戦時中(1945年)は、御神体を糸満に避難させました。戦後は米軍に敷地を接収されて立ち入ることができませんでしたが、1949年に敷地が開放されると、簡単な社殿と鳥居が建てられました。1952年の鳥居の扁額には「普天間宮」と記載されていましたが、1963年に本殿が再建されたときに「普天満宮」と掲げられました。したがって「天満宮」という名称ですが、菅原道真との関係はありません。以後、ここでは「普天間宮」という名称を使用します。

普天間宮の洞窟に琉球古神道を祀ったことが神社の始まりで、15世紀に熊野権現を合祀したと伝えられています。御祭神は、熊野権現、伊弉冉尊、速玉男命、事解男命、天照大御神、家都御子神、琉球古神道神、日の神、竜宮神(ニライカナイ神)、普天間女神(グジー神)、天神、地神、海神となっています。熊野権現から家都御子神までは、熊野十二所権現に含まれる神々です。それ以後がこの土地に根差した神々と言えます。中でも普天間女神の伝承は次のように特徴的です。

那覇市首里桃原に美しい娘が住んでいました(この場所は普天間権現宮発祥の地として祀られています)。娘は家で機を織り人目に触れない生活をしていました。娘には嫁いだ妹がいました。妹は、夫からどうしても一目、姉(美しい娘)に会いたいとせがまれ、姉を庭に誘い出し、夫に姉の顔を見せました。夫は、その娘のあまりの美しさに驚いて感嘆の声を上げました。それに気付いた姉は、家を飛び出し、飛ぶように普天間の丘に向かいました。娘の姿は次第に神々しい姿に変わり、普天間の鍾乳洞に入り、二度と姿を現しませんでした。人々は、普天間の洞窟に社を建てて、娘を永遠の女神として祀ったといいます。その後、洞窟から仙人が現れて「我は熊野権現なり」と示されたといいますから、この普天間宮は、普天間女神を祀った場所であり、後に熊野権現が勧請されたと推測できます。

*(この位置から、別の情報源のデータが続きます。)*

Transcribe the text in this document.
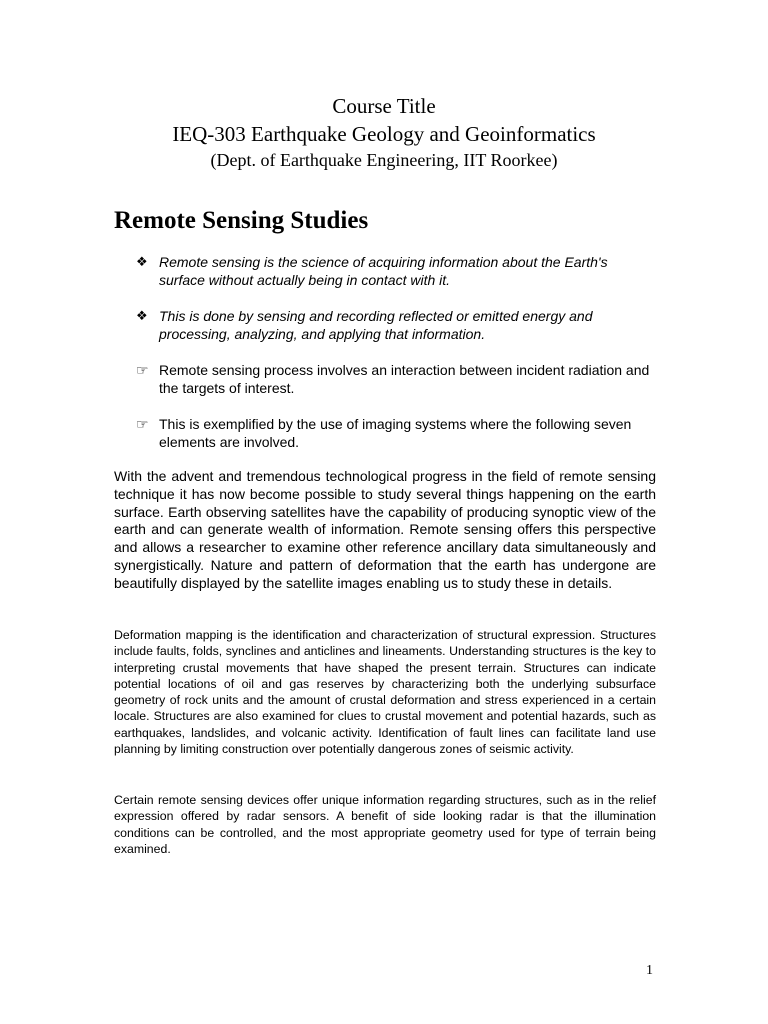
Course Title
IEQ-303 Earthquake Geology and Geoinformatics
(Dept. of Earthquake Engineering, IIT Roorkee)
Remote Sensing Studies
❖ Remote sensing is the science of acquiring information about the Earth's surface without actually being in contact with it.
❖ This is done by sensing and recording reflected or emitted energy and processing, analyzing, and applying that information.
☞ Remote sensing process involves an interaction between incident radiation and the targets of interest.
☞ This is exemplified by the use of imaging systems where the following seven elements are involved.

With the advent and tremendous technological progress in the field of remote sensing technique it has now become possible to study several things happening on the earth surface. Earth observing satellites have the capability of producing synoptic view of the earth and can generate wealth of information. Remote sensing offers this perspective and allows a researcher to examine other reference ancillary data simultaneously and synergistically. Nature and pattern of deformation that the earth has undergone are beautifully displayed by the satellite images enabling us to study these in details.

Deformation mapping is the identification and characterization of structural expression. Structures include faults, folds, synclines and anticlines and lineaments. Understanding structures is the key to interpreting crustal movements that have shaped the present terrain. Structures can indicate potential locations of oil and gas reserves by characterizing both the underlying subsurface geometry of rock units and the amount of crustal deformation and stress experienced in a certain locale. Structures are also examined for clues to crustal movement and potential hazards, such as earthquakes, landslides, and volcanic activity. Identification of fault lines can facilitate land use planning by limiting construction over potentially dangerous zones of seismic activity.

Certain remote sensing devices offer unique information regarding structures, such as in the relief expression offered by radar sensors. A benefit of side looking radar is that the illumination conditions can be controlled, and the most appropriate geometry used for type of terrain being examined.

1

普天間宮の構成は、鳥居、狛犬、拝殿、本殿と本州の神社様式に則っています。しかし、鍾乳洞の中に奥宮を祀っているところが異質です。

伝説から察すると、この鍾乳洞を祀ったことが普天間宮の祭祀の発端です。【Introduction of Iwakura 143】でも言及しましたが、沖縄においては、洞窟は生活の場でもあり風葬の場でもありましたので、祖霊崇拝の延長上に祭祀が形成され、洞窟が神聖視されたと考えられます。

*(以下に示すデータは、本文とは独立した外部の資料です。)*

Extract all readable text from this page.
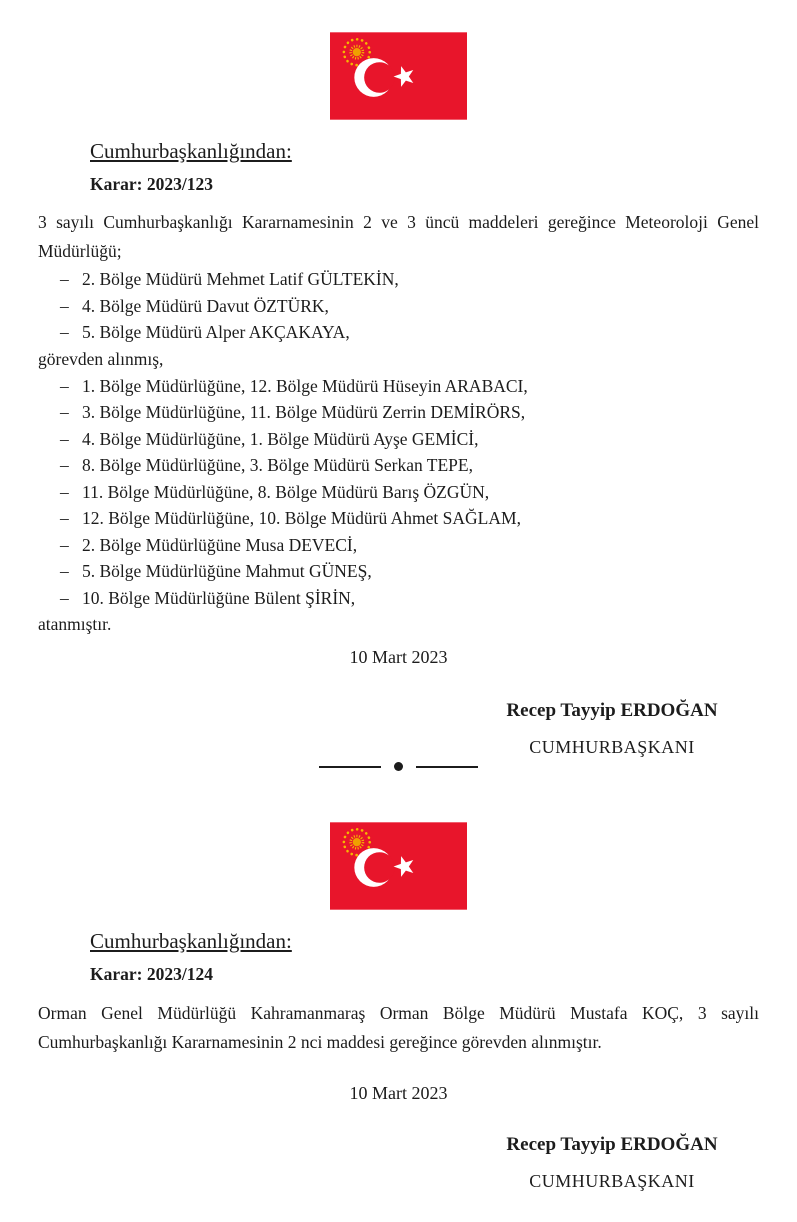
Cumhurbaşkanlığından:
Karar: 2023/123
3 sayılı Cumhurbaşkanlığı Kararnamesinin 2 ve 3 üncü maddeleri gereğince Meteoroloji Genel Müdürlüğü;
– 2. Bölge Müdürü Mehmet Latif GÜLTEKİN,
– 4. Bölge Müdürü Davut ÖZTÜRK,
– 5. Bölge Müdürü Alper AKÇAKAYA,
görevden alınmış,
– 1. Bölge Müdürlüğüne, 12. Bölge Müdürü Hüseyin ARABACI,
– 3. Bölge Müdürlüğüne, 11. Bölge Müdürü Zerrin DEMİRÖRS,
– 4. Bölge Müdürlüğüne, 1. Bölge Müdürü Ayşe GEMİCİ,
– 8. Bölge Müdürlüğüne, 3. Bölge Müdürü Serkan TEPE,
– 11. Bölge Müdürlüğüne, 8. Bölge Müdürü Barış ÖZGÜN,
– 12. Bölge Müdürlüğüne, 10. Bölge Müdürü Ahmet SAĞLAM,
– 2. Bölge Müdürlüğüne Musa DEVECİ,
– 5. Bölge Müdürlüğüne Mahmut GÜNEŞ,
– 10. Bölge Müdürlüğüne Bülent ŞİRİN,
atanmıştır.
10 Mart 2023
Recep Tayyip ERDOĞAN
CUMHURBAŞKANI
Cumhurbaşkanlığından:
Karar: 2023/124
Orman Genel Müdürlüğü Kahramanmaraş Orman Bölge Müdürü Mustafa KOÇ, 3 sayılı Cumhurbaşkanlığı Kararnamesinin 2 nci maddesi gereğince görevden alınmıştır.
10 Mart 2023
Recep Tayyip ERDOĞAN
CUMHURBAŞKANI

鍾乳洞は、洞口が2箇所あり、全長は280メートルの巨大な洞窟です。2024年4月に、沖縄国際大学考古学研究室は、この洞窟内で約3万2千~3万1千年前(旧石器時代)の炉の跡が確認されたと発表しました。調査では、約1万1000年前の人骨片も確認されており、この洞窟が非常に古い時代から継続的に使用されてきたことが判明しました。

鍾乳洞の祭祀対象が不明確なため信仰設備(広義のイワクラ)に分類しました。なお鍾乳洞内は、写真撮影が禁止されているため、社殿の写真を掲載しています。